Directly on Lake Federsee is a stone age museum, which opened in 1968 in an architecturally impressive museum, built by architect Manfred Lehmbruck, to which a stone age village has been attached as an open-air museum since 1999. The Federsee museum is a branch museum of the Archaeological State Museum in Konstanz.
Lake Federsee is a moorland in Upper Swabia, one of the richest archaeological finds in Europe. Hunting camps, pile dwellings and moor settlements from prehistoric times have been preserved in the moor. For example, about two kilometres southeast of today's city is the so-called Wasserburg Buchau, a late Bronze Age wetland settlement.

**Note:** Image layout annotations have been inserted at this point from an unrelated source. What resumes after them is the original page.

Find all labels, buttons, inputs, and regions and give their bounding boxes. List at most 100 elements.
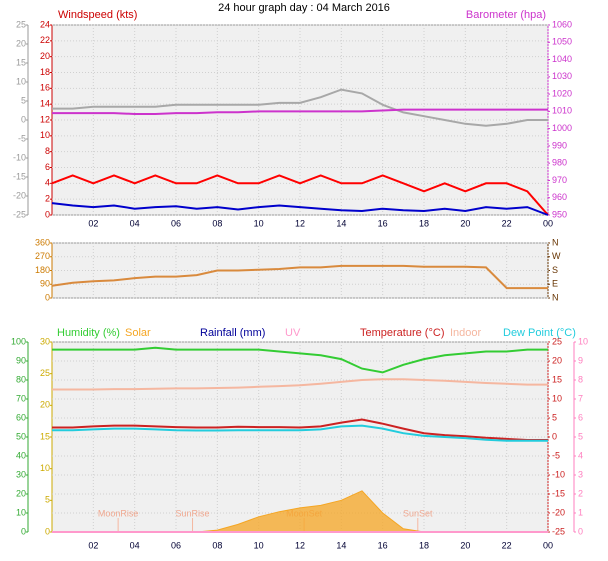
x-tick-label: 12	[295, 218, 305, 228]
line	[52, 378, 548, 391]
y-tick-label: 12	[40, 114, 50, 124]
y-tick-label: 1000	[552, 123, 572, 133]
legend-entry: Temperature (°C)	[360, 327, 444, 339]
line	[51, 264, 548, 290]
y-tick-label: 15	[40, 431, 50, 441]
legend-entry: Humidity (%)	[57, 327, 120, 339]
y-tick-label: 50	[16, 431, 26, 441]
y-tick-label: 90	[40, 279, 50, 289]
chart-title: 24 hour graph day : 04 March 2016	[218, 2, 390, 14]
y-tick-label: N	[552, 237, 559, 247]
x-tick-label: 00	[543, 218, 553, 228]
y-tick-label: 25	[16, 19, 26, 29]
line	[52, 424, 548, 442]
y-tick-label: -20	[13, 190, 26, 200]
y-tick-label: 5	[552, 412, 557, 422]
x-tick-label: 08	[212, 540, 222, 550]
y-tick-label: 18	[40, 67, 50, 77]
y-tick-label: -15	[13, 171, 26, 181]
x-tick-label: 06	[171, 218, 181, 228]
y-tick-label: 270	[35, 251, 50, 261]
line	[52, 108, 548, 115]
legend-entry: UV	[285, 327, 301, 339]
x-tick-label: 02	[88, 218, 98, 228]
y-tick-label: 30	[16, 469, 26, 479]
y-tick-label: 25	[552, 336, 562, 346]
y-tick-label: 1030	[552, 71, 572, 81]
x-tick-label: 04	[130, 218, 140, 228]
x-tick-label: 08	[212, 218, 222, 228]
line	[52, 346, 548, 374]
y-tick-label: 90	[16, 355, 26, 365]
y-tick-label: 2	[578, 488, 583, 498]
legend-entry: Indoor	[450, 327, 482, 339]
y-tick-label: -5	[18, 133, 26, 143]
y-tick-label: 9	[578, 355, 583, 365]
x-tick-label: 16	[378, 540, 388, 550]
y-tick-label: 10	[16, 76, 26, 86]
annotation: SunRise	[176, 508, 210, 518]
y-tick-label: 20	[40, 400, 50, 410]
x-tick-label: 22	[502, 218, 512, 228]
y-tick-label: 1060	[552, 19, 572, 29]
y-tick-label: 40	[16, 450, 26, 460]
y-tick-label: -25	[13, 209, 26, 219]
y-tick-label: 950	[552, 209, 567, 219]
x-tick-label: 20	[460, 540, 470, 550]
y-tick-label: 100	[11, 336, 26, 346]
y-tick-label: N	[552, 292, 559, 302]
y-tick-label: W	[552, 251, 561, 261]
y-tick-label: 0	[21, 526, 26, 536]
x-tick-label: 10	[254, 218, 264, 228]
y-tick-label: 22	[40, 35, 50, 45]
y-tick-label: 6	[578, 412, 583, 422]
y-tick-label: 20	[16, 38, 26, 48]
y-tick-label: 10	[578, 336, 588, 346]
axis-label: Windspeed (kts)	[58, 9, 137, 21]
x-tick-label: 00	[543, 540, 553, 550]
y-tick-label: 8	[578, 374, 583, 384]
y-tick-label: 1040	[552, 54, 572, 64]
y-tick-label: 0	[578, 526, 583, 536]
y-tick-label: 4	[578, 450, 583, 460]
y-tick-label: 30	[40, 336, 50, 346]
line	[51, 202, 549, 216]
y-tick-label: 80	[16, 374, 26, 384]
x-tick-label: 18	[419, 218, 429, 228]
line	[52, 88, 548, 127]
y-tick-label: 0	[21, 114, 26, 124]
y-tick-label: 10	[552, 393, 562, 403]
x-tick-label: 16	[378, 218, 388, 228]
x-tick-label: 04	[130, 540, 140, 550]
y-tick-label: 1	[578, 507, 583, 517]
y-tick-label: 0	[45, 292, 50, 302]
axis-label: Barometer (hpa)	[466, 9, 546, 21]
y-tick-label: -10	[13, 152, 26, 162]
y-tick-label: 60	[16, 412, 26, 422]
y-tick-label: 1010	[552, 106, 572, 116]
x-tick-label: 14	[336, 218, 346, 228]
line	[51, 174, 549, 216]
y-tick-label: 25	[40, 368, 50, 378]
y-tick-label: 990	[552, 140, 567, 150]
y-tick-label: 1020	[552, 88, 572, 98]
y-tick-label: 16	[40, 83, 50, 93]
y-tick-label: 8	[45, 146, 50, 156]
y-tick-label: 0	[45, 526, 50, 536]
legend-entry: Solar	[125, 327, 151, 339]
y-tick-label: 14	[40, 99, 50, 109]
y-tick-label: 10	[40, 130, 50, 140]
x-tick-label: 02	[88, 540, 98, 550]
y-tick-label: 970	[552, 175, 567, 185]
y-tick-label: 1050	[552, 37, 572, 47]
y-tick-label: 20	[552, 355, 562, 365]
y-tick-label: 5	[578, 431, 583, 441]
y-tick-label: 960	[552, 192, 567, 202]
y-tick-label: 980	[552, 158, 567, 168]
x-tick-label: 22	[502, 540, 512, 550]
y-tick-label: 4	[45, 178, 50, 188]
y-tick-label: 7	[578, 393, 583, 403]
y-tick-label: 360	[35, 237, 50, 247]
y-tick-label: 15	[16, 57, 26, 67]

The Federsee museum in its current form has three focal points. In addition to the museum exhibition, the museum offers an archaeological open-air area with 12 reconstructed Stone and Bronze Age houses.
There are many activities on offer where you can get to know life in prehistoric times up close. The archaeological nature trail rounds off this offer. The museum also offers educational offers (e.g. projects for school classes, children's workshops, ArchäoTheatre and trips with a dugout canoe on the museum pond) as well as various special exhibitions.
One of the museum's outstanding exhibits is a wooden wagon wheel from 2897 BC. It has a diameter of 56 cm, is made of maple wood and is "one of the few surviving, world's oldest bicycle finds".
The outdoor area consists of reconstructions of several prehistoric houses and huts. Local craftsmen and archaeologists built them between 1998 and April 2000 with the help of archaeological findings from bog settlements and pile dwellings in the Federsee area. For this, materials of the time (wood, clay, reed and straw) were used in the usual construction method. The pile dwellings are among the prehistoric pile dwellings around the Alps that were included in the UNESCO World Heritage list in 2011.